July 11, 2019

The author shares a 24-hour record of her activities to kickstart our series of days.
Heidi Julavits August 8, 2019

This feature is part of our A Day series, which invites artists to share an account of their day with us.

Please listen to this audio clip at a very low, barely perceptible volume level.

Thursday, July 11, 2019

8:10 a.m.
Slept like hell. Pull my husband’s sweatshirt over my nightgown, which looks like a dress because it is a dress. Though it is sunny out, put on rain boots. Everyone’s getting Lyme disease this summer.

8:12–8:22
Wake up son. Pack for camp. Drive to the general store, recently rebuilt after the historic one was overrun by rats. My son gets a chocolate milk and I get a coffee, the “weaker, old store” kind, not the “stronger, new store” kind. The fact that the store offers two kinds of coffee speaks, reductively (and inaccurately—I should be buying the stronger coffee) to the class lines in our town.

His sister, who works at the store, rings us up while pretending she’s never seen either of us before in her life.

8:22–8:40
“Old Town Road” Lil Nas X featuring Billy Ray Cyrus
“Baguettes in the Face” Mustard
“Sunflower” Post Malone and Swae Lee
“Senorita” Shawn Mendes and Camila Cabello
“MIDDLE CHILD” J. Cole
“Pop Out” Polo G featuring Lil Tjay

8:40–8:58
POSE season one soundtrack

8:58–9:30
Make coffee. I’m rereading Gödel, Escher, Bach: An Eternal Golden Braid, but can’t get through more than two pages this morning, so I switch to Zama, by Antonio di Benedetto, and read the scene about the spider.

9:30–10:30
Try to work. “Old Town Road” plays in my head during every waking second and no other words are allowed in there.
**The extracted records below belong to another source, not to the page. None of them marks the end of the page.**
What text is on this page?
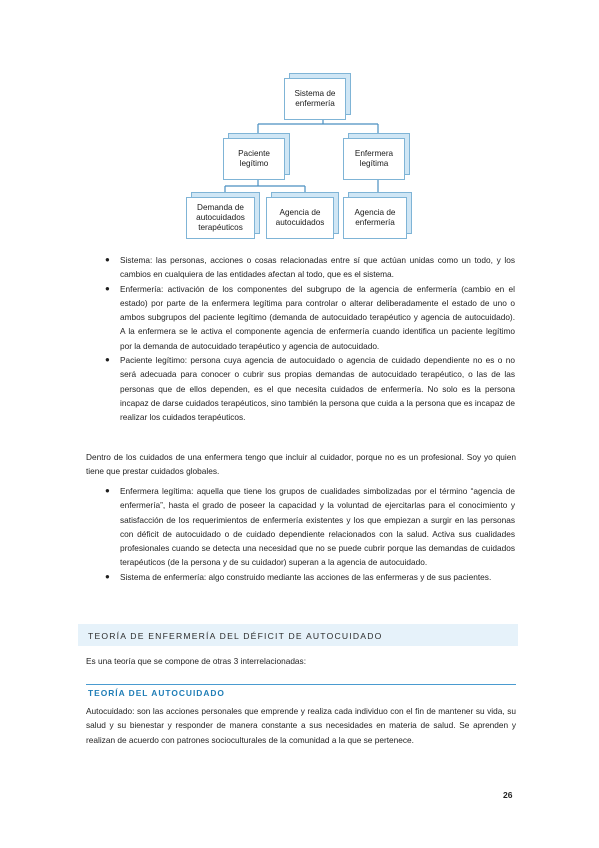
Sistema de enfermería
Paciente legítimo
Enfermera legítima
Demanda de autocuidados terapéuticos
Agencia de autocuidados
Agencia de enfermería
● Sistema: las personas, acciones o cosas relacionadas entre sí que actúan unidas como un todo, y los cambios en cualquiera de las entidades afectan al todo, que es el sistema.
● Enfermería: activación de los componentes del subgrupo de la agencia de enfermería (cambio en el estado) por parte de la enfermera legítima para controlar o alterar deliberadamente el estado de uno o ambos subgrupos del paciente legítimo (demanda de autocuidado terapéutico y agencia de autocuidado). A la enfermera se le activa el componente agencia de enfermería cuando identifica un paciente legítimo por la demanda de autocuidado terapéutico y agencia de autocuidado.
● Paciente legítimo: persona cuya agencia de autocuidado o agencia de cuidado dependiente no es o no será adecuada para conocer o cubrir sus propias demandas de autocuidado terapéutico, o las de las personas que de ellos dependen, es el que necesita cuidados de enfermería. No solo es la persona incapaz de darse cuidados terapéuticos, sino también la persona que cuida a la persona que es incapaz de realizar los cuidados terapéuticos.
Dentro de los cuidados de una enfermera tengo que incluir al cuidador, porque no es un profesional. Soy yo quien tiene que prestar cuidados globales.
● Enfermera legítima: aquella que tiene los grupos de cualidades simbolizadas por el término “agencia de enfermería”, hasta el grado de poseer la capacidad y la voluntad de ejercitarlas para el conocimiento y satisfacción de los requerimientos de enfermería existentes y los que empiezan a surgir en las personas con déficit de autocuidado o de cuidado dependiente relacionados con la salud. Activa sus cualidades profesionales cuando se detecta una necesidad que no se puede cubrir porque las demandas de cuidados terapéuticos (de la persona y de su cuidador) superan a la agencia de autocuidado.
● Sistema de enfermería: algo construido mediante las acciones de las enfermeras y de sus pacientes.
TEORÍA DE ENFERMERÍA DEL DÉFICIT DE AUTOCUIDADO
Es una teoría que se compone de otras 3 interrelacionadas:
TEORÍA DEL AUTOCUIDADO
Autocuidado: son las acciones personales que emprende y realiza cada individuo con el fin de mantener su vida, su salud y su bienestar y responder de manera constante a sus necesidades en materia de salud. Se aprenden y realizan de acuerdo con patrones socioculturales de la comunidad a la que se pertenece.
26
Tacked over my desk is a book contract extension which reads, “Paragraph 5(a) of the Agreement is hereby amended substituting ‘December 15, 2019, time being of the essence’ for ‘January 31, 2017,’” to which Lil Nas X responds: Can’t nobody tell me nothing.

10:30–11:00
Put two books in the online cart: Winning in One-designs by Dave Perry (about sailboat racing) and Invisible Women: Data Bias in a World Designed for Men by Caroline Criado Perez. These two books will either reinforce each other’s messages or cancel each other out. Check eBay watch list. An item is up today at 1:04. Highest bid is currently $100.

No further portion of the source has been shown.